There should be a way to get word2vec representations of a list of sentences from a pretrained model right? None of the links I searched had anything about it. Any leads would be appreciated.
Word2Vec only offers vector representations for words, not sentences.
One crude but somewhat effective (for some purposes) way to go from word-vectors to vectors for longer texts (like sentences) is to average all the word-vectors together. This isn't a function of the gensim Word2Vec
class; you have to code this yourself.
For example, with the word-vectors already loaded as word_model
, you'd roughly do:
import numpy as np
sentence_tokens = "I do not like green eggs and ham".split()
sum_vector = np.zeros(word_model.vector_size)
for token in sentence_tokens:
sum_vector += word_model[token]
sentence_vector = sum_vector / len(sentence_tokens)

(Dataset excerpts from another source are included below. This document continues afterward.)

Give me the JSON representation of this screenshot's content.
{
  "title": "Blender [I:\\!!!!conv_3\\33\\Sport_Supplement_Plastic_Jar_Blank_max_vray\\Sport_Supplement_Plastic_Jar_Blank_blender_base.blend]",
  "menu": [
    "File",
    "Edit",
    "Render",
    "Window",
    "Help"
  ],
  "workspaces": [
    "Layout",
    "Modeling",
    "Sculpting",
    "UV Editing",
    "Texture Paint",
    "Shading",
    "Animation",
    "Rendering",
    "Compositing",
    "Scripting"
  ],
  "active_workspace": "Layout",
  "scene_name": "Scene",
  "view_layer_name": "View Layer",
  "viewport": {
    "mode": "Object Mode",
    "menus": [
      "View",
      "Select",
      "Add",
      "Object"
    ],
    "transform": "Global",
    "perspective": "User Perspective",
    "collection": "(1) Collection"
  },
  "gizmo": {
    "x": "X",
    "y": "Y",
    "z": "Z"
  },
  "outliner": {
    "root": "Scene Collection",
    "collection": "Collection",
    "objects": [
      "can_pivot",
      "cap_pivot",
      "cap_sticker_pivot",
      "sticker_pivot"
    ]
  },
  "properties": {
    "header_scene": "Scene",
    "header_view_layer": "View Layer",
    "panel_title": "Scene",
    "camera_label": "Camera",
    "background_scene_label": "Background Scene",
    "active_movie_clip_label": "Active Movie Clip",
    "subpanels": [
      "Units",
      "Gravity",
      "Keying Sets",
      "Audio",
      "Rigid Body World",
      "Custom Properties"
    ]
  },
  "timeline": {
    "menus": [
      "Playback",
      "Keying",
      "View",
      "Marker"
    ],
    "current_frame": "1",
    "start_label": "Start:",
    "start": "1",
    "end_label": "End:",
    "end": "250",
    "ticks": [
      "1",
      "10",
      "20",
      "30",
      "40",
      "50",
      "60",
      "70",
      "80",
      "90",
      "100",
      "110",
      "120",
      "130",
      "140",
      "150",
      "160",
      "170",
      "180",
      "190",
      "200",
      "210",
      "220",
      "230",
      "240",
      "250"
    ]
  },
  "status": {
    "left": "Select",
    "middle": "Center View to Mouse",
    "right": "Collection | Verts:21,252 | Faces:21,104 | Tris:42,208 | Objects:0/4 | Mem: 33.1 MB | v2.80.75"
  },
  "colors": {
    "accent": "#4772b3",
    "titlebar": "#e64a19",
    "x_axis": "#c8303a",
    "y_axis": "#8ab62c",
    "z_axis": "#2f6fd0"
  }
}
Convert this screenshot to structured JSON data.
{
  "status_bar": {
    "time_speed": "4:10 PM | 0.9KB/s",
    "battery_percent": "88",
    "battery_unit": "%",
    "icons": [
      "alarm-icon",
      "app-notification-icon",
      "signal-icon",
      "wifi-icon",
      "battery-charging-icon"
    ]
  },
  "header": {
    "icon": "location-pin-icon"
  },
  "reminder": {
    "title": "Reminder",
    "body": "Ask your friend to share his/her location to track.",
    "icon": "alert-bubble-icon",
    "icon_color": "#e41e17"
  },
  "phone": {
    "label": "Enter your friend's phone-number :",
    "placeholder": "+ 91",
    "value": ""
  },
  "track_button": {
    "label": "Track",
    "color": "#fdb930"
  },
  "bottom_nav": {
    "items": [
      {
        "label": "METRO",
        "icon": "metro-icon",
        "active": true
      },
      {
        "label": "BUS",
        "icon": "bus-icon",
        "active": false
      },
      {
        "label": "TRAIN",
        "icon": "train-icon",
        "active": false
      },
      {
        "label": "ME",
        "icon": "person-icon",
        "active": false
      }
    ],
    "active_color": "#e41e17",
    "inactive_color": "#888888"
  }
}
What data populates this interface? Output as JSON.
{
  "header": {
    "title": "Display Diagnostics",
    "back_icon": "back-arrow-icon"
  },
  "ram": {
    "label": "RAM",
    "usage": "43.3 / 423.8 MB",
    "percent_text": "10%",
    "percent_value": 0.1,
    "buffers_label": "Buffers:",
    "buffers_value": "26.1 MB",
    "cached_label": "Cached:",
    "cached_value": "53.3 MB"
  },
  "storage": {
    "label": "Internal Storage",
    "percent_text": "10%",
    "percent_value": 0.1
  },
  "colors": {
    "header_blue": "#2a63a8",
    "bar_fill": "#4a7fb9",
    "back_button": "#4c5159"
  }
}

Real code might add handling for when the tokens aren't all known to the model, or other ways of tokenizing/filtering the text, and so forth.
There are other more sophisticated ways to get the vector for a length-of-text, such as the 'Paragraph Vectors' algorithm implemented by gensim's Doc2Vec
class. These don't necessarily start with pretrained word-vectors, but can be trained on your own corpus of texts.